Capa da 3a. edição de Lunamarga, 2005. |
Adrino Aragão
Talvez o título lembre o poeta Fernando Pessoa. Não seria pra menos, acho que, de algum modo, somos todos descendentes do vate lusitano. Mas, no caso do presente artigo, o título nasceu mesmo da leitura que fiz de Lunamarga, livro de Alencar e Silva, grande poeta brasileiríssimo, lamentavelmente ainda longe dos holofotes da mídia. Como disse Mário de Andrade: “os brasileiros não conhecem o Brasil”. Parafraseando o mestre, diríamos: o Brasil não conhece os seus poetas. Espalhados por estes brasis, esses poetas tecem e enriquecem, anonimamente, o que se faz de melhor na poesia brasileira.
De fato, existe algo de eternidade na poesia de Alencar e Silva, que, por vezes, nos faz pensar no genial Fernando Pessoa. Não que isto comprometa a sua obra poética. Ao contrário, eleva-a, enriquece-a. E por uma razão: Alencar e Silva tem personalidade de poeta maduro, advinda de leituras constantes, sérias, profundas, conscientes, de grandes poetas, como Pessoa, Drummond, Murilo Mendes, Jorge de Lima, Cruz e Sousa.
O livro, publicado em 1965, foi reeditado ao término de 2005, numa feliz iniciativa da Editora Valer. O tempo, entretanto, em nada envelheceu o discurso poético do poeta. A começar do título Lunamarga, de forte simbolismo, já anuncia um universo de denso conteúdo existencial. O mundo real se configura no texto sob o aspecto noturno da subjetividade. “Tudo traz sob a pele a sua morte:/ a rosa e o sonho dançam sobre o abismo/ as formas de uma só fatalidade/ trabalhada em equívocos. Sereno ,/ contudo, é o meu semblante: este e o mesmo/ que passeio entre as gentes. A amargura/ é disposta em murais pelas paredes/ do eu profundo – e me espia.”

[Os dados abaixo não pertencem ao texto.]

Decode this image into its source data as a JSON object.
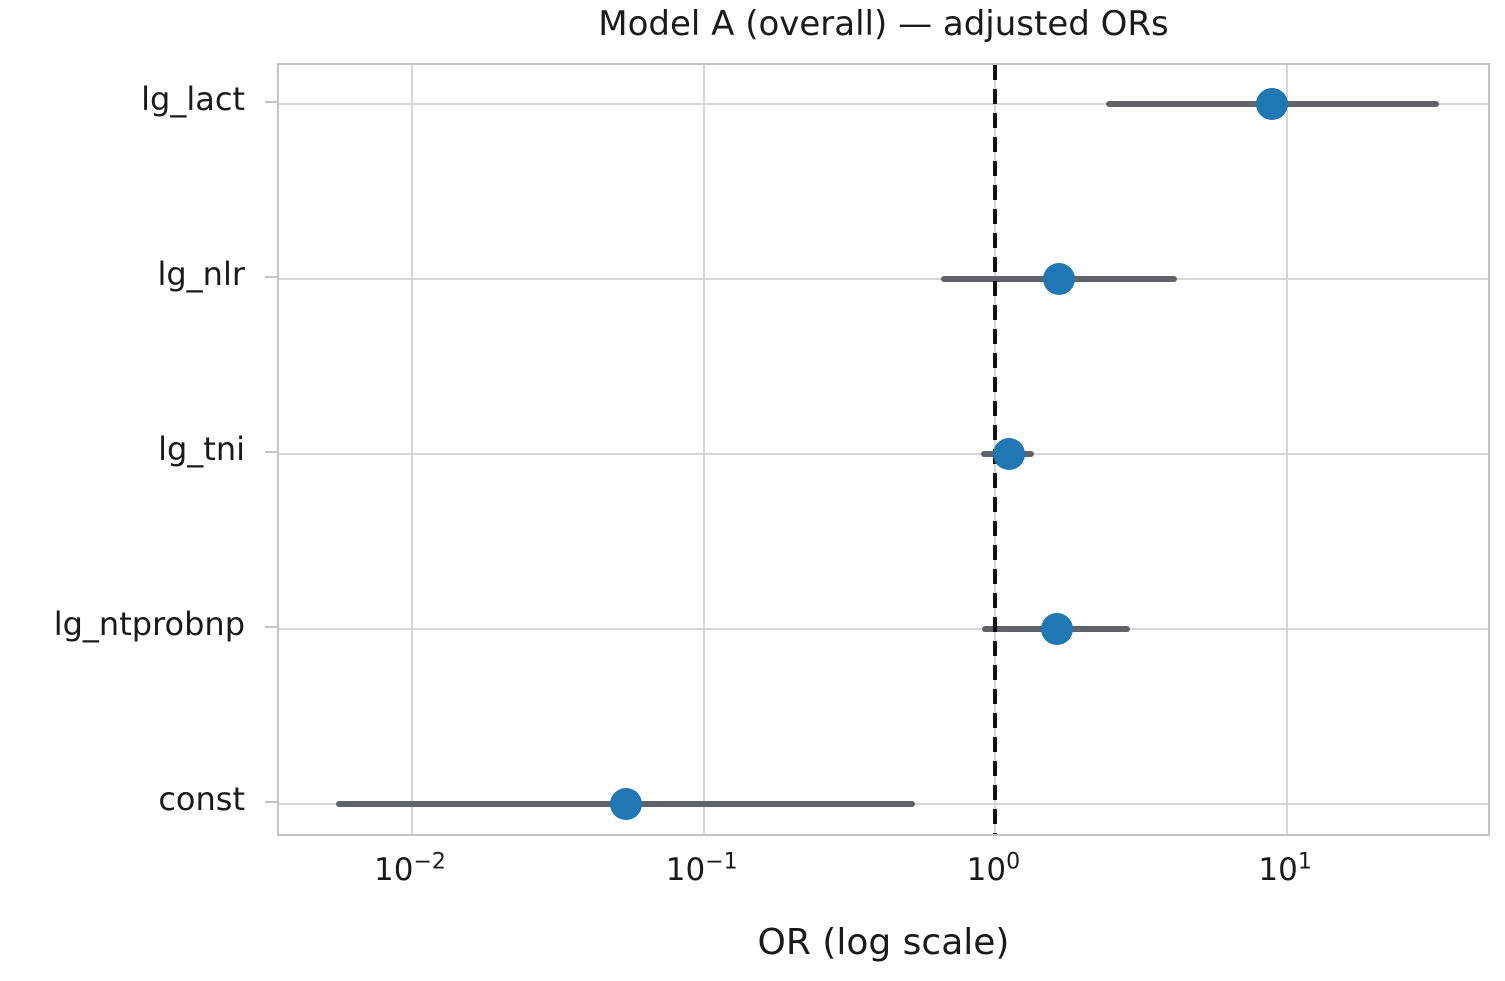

O poema “Tríptico do espanto”, do qual extraímos os versos acima, como que funda os rumos que a obra poética de Alencar e Silva haveria de seguir em livros posteriores.
Ler Alencar e Silva é um deslumbramento para a inteligência e para a emoção do leitor. Mas o poeta não se entrega fácil. É preciso descobri-lo por trás “dos frágeis cristais embaçados” e captar-lhe a imagem em cada filigrana do poema. E isto exige atenção, sensibilidade e saber. Não o saber que exibe erudição. Mas, principalmente, o saber do pensar. Do refletir. Senão, será perder-se pelos caminhos de um rio profundo que ora corre sereno ora corre veloz. Como o poeta confessa: “Neste barco passageiro/ maldisposto a viajar/ eu me invento rotas novas/ rotas de nunca chegar”.
Mas há momentos de absoluta, ou quase, transparência dos cristais: “Não sei, só sei que eu entrei/ em muitas casas de livros/ como quem vai para o cais...”. É quando os elementos do poema surgem luminosos, fulgurantes: o rio, a lua, a noite, o sonho, a solidão, a morte... – todos envolvidos na pele do tempo, que é medida, corte corrosivo a expor a finitude de tudo. Só a poesia é perene. E através do poema o poeta pode sobreviver.
Essa certeza se me anuncia com a leitura atenta e emocionada de Lunamarga. Tomo de empréstimo os versos do poeta. E canto: “não tenho pátria/ determinada/ nem tenho pressa/ nesta jornada”.